O prazo estimado para a conclusão de novas linhas de produção, em Cacia e na Figueira da Foz, aponta para a segunda metade de 2018.

A Navigator, antiga Portucel, anunciou que vai avançar com o investimento de 121 milhões de euros na fábrica de papel de Cacia, no distrito de Aveiro, e de 85 milhões de euros no centro fabril da Figueira da Foz.

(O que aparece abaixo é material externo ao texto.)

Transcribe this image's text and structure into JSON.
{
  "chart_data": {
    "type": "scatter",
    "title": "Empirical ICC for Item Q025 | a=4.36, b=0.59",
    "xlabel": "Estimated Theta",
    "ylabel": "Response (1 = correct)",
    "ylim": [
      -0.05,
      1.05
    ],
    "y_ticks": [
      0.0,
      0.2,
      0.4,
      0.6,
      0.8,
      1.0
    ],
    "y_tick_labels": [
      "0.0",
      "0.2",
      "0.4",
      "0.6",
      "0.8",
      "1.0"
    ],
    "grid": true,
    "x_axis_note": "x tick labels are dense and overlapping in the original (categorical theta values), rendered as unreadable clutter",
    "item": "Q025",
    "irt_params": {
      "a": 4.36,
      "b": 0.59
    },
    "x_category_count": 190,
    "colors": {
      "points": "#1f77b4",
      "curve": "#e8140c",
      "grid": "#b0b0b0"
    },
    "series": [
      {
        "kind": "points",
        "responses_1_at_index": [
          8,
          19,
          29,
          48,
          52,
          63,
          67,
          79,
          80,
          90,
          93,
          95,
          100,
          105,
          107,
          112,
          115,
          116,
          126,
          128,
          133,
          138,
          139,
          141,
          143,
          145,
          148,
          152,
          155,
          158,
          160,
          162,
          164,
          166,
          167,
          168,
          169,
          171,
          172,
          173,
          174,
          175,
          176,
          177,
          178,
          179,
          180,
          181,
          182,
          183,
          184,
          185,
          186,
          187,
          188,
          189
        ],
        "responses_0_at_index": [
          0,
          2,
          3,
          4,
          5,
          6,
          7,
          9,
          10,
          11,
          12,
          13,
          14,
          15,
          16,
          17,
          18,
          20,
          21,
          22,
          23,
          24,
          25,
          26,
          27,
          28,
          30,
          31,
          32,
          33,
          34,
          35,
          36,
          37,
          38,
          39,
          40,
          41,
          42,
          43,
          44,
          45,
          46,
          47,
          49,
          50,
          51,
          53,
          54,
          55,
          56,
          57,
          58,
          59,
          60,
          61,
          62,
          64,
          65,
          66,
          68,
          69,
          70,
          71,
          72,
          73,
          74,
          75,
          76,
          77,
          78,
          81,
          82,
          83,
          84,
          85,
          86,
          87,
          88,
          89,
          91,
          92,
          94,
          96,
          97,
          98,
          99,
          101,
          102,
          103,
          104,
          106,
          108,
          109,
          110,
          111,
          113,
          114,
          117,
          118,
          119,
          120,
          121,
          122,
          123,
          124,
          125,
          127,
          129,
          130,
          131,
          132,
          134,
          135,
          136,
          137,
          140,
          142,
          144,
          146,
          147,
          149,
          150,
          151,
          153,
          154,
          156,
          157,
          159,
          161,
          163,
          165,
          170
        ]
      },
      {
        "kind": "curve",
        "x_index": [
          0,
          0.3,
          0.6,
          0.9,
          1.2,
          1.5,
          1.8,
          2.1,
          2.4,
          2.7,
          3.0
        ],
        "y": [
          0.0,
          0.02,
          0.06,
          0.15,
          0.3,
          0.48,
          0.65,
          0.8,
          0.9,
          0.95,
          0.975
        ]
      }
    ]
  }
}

"A decisão de avançar com a construção da nova linha [na fábrica de Cacia] estava condicionada à concretização de um conjunto de fatores, nomeadamente a obtenção de um pacote de incentivos fiscais e financeiros, que, neste momento, já se encontram finalizados", afirma a empresa num comunicado hoje publicado pela Comissão do Mercado de Valores Mobiliários (CMVM).

A intenção de investir na fábrica de Cacia foi comunicada pelo grupo papeleiro há pouco mais de um ano, em finais de 2015, quando deu a conhecer o seu projeto em Cacia de construção de uma linha de produção de papel `tissue` (utilizado em papel higiénico e lenços de papel) e respetiva transformação em produto final, com uma capacidade nominal de 70 mil toneladas por ano.

Agora, a Navigator adianta ter reunido "a globalidade das condições necessárias" para concretizar este investimento de 121 milhões de euros e, mediante a assinatura dos contratos de apoio, ter avançado já com o desenvolvimento do projeto.

"O prazo estimado para a conclusão das novas linhas de produção e transformação de `tissue` é a segunda metade de 2018, estando previstos que os desembolsos deste investimento sejam repartidos entre 2017 e 2018", esclarece a empresa.

Para concretizar durante o primeiro semestre de 2018 o projeto de aumento de capacidade do centro fabril da Figueira da Foz, de 70 mil toneladas para 650 mil toneladas de pasta de papel de eucalipto branqueada (BEKP) por ano, a Navigator vai investir 85 milhões de euros, mas já se candidatou a incentivos financeiros e fiscais.

No comunicado, a Navigator admite estar "preocupada" com a intenção do Governo de proibir a plantação de novas áreas com eucalipto e permitir apenas plantações de novas áreas por troca com plantações já existentes.

A empresa anunciou ainda que fechou 2016 com um aumento do lucro em 10,7% para 217,5 milhões de euros, contra 196,4 milhões de euros em 2015.

Em comunicado à CMVM, a empresa deu conta de uma redução de 3,1% no volume de negócios, face a 2015, e de resultados antes de impostos, juros, amortizações e depreciações das vendas totais da empresa (EBITDA) de 397,4 milhões de euros, acima dos 390 milhões de euros de 2015.